- Born: Abdillahi Mire Dacar 1969 Erigavo, Somali Republic (now Somaliland)
- Died: 17 July 2016 (aged 46–47) Hargeisa, Somaliland
- Genres: Somali
- Occupations: Singer-songwriter, composer,
- Years active: 1980s-2016

= Shay Mire Dacar =

Abdillahi Mire Dacar (Cabdillaahi Mire Dacar), more commonly known as Shay Mire Dacar was a Somali musician and artist.

== Biography ==
Shay Mire Dacar was born in the city of Erigavo, capital of the Sanaag region of Somaliland, in 1969. He began his musical career in the mid-1980s and became famous for his qaaci-style songs, performed with the accompaniment of the kaban (oud).

After the Somali civil war, Shay Mire moved to Bosaso, where he released several notable songs and in 1998, Shay Mire relocated to Hargeisa, where he continued his artistic endeavors until his passing.
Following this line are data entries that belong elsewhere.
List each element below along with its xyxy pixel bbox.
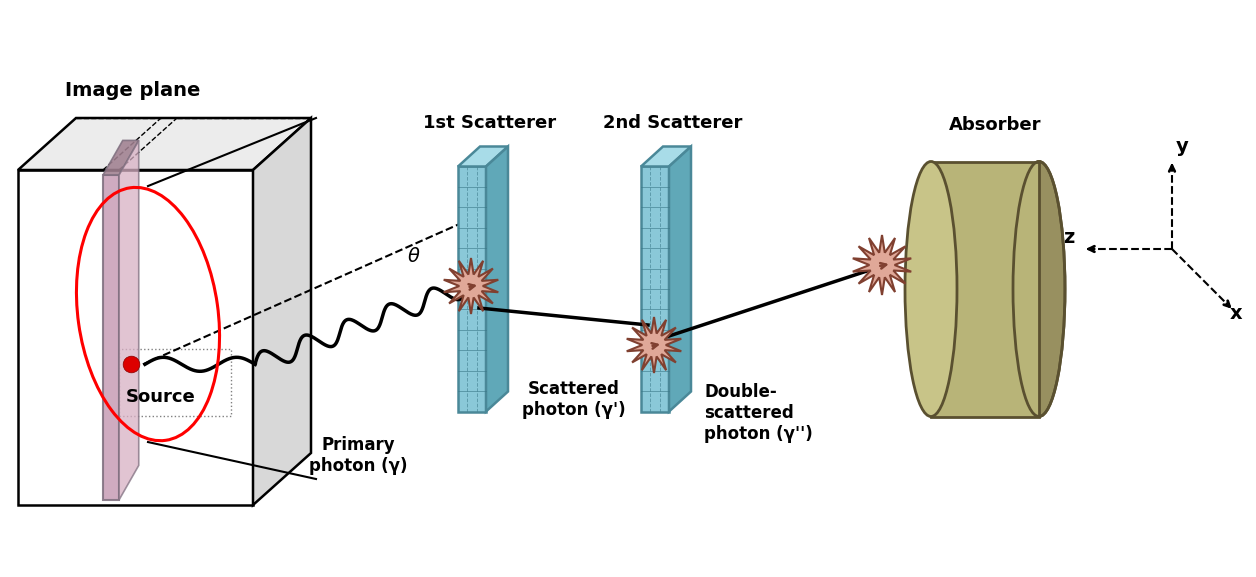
Polygon shape [486, 147, 507, 411]
Ellipse shape [906, 162, 957, 417]
Text: y: y [1176, 137, 1188, 156]
Polygon shape [669, 147, 691, 411]
Polygon shape [627, 317, 681, 373]
Polygon shape [443, 258, 499, 314]
Text: Absorber: Absorber [948, 115, 1041, 133]
Text: Source: Source [126, 388, 196, 406]
Polygon shape [458, 147, 507, 167]
Polygon shape [641, 167, 669, 411]
Polygon shape [103, 175, 119, 500]
Text: x: x [1230, 304, 1242, 323]
Text: Scattered
photon (γ'): Scattered photon (γ') [521, 380, 625, 419]
Text: Image plane: Image plane [65, 81, 201, 100]
Polygon shape [458, 167, 486, 411]
Polygon shape [18, 170, 252, 505]
Polygon shape [641, 147, 691, 167]
Polygon shape [103, 140, 138, 175]
Polygon shape [931, 162, 1039, 417]
Ellipse shape [1014, 162, 1065, 417]
Polygon shape [119, 140, 138, 500]
Text: Primary
photon (γ): Primary photon (γ) [309, 436, 408, 475]
Text: z: z [1064, 228, 1075, 247]
Text: θ: θ [408, 248, 420, 267]
Text: Double-
scattered
photon (γ''): Double- scattered photon (γ'') [705, 383, 813, 443]
Text: 1st Scatterer: 1st Scatterer [423, 114, 556, 133]
Polygon shape [18, 118, 311, 170]
Text: 2nd Scatterer: 2nd Scatterer [603, 114, 742, 133]
Polygon shape [252, 118, 311, 505]
Polygon shape [853, 235, 912, 295]
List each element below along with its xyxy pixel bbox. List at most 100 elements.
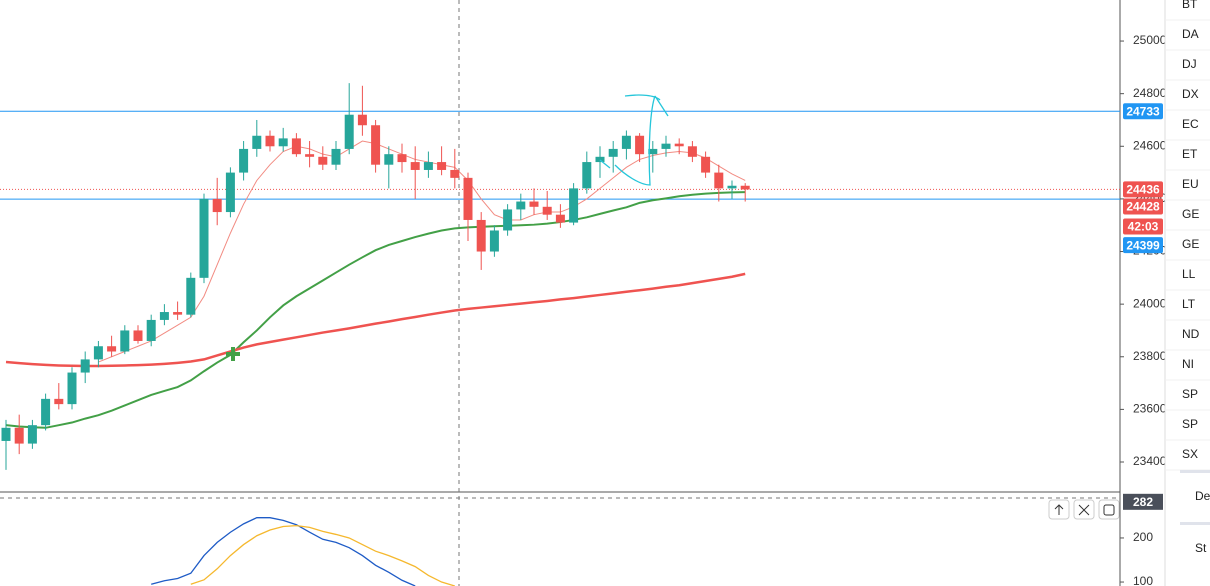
maximize-button[interactable] bbox=[1098, 499, 1120, 520]
candle-body bbox=[173, 312, 183, 315]
current-value: 282 bbox=[1133, 495, 1153, 509]
candle-body bbox=[212, 198, 222, 213]
candle-body bbox=[582, 162, 592, 189]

Shay Mire Dacar held musical tours and performances in countries such as Djibouti, the United Arab Emirates, and the United Kingdom, where large numbers of his fans reside. He also participated in the Somali Week program in London in 2014, which is held annually and invites various poets and musicians.

== Discography ==

- Miyaan Seexdaa
- Bini Aadanbaa Tahay
- Malaha Waa Lagu Sitaa
- Bishaaradii Naftaydaay
- Aduunyadu Qaribanaa

== Death ==
Shay Mire died on July 17, 2016, in Hargeisa, and is survived by five children, three sons and two daughters.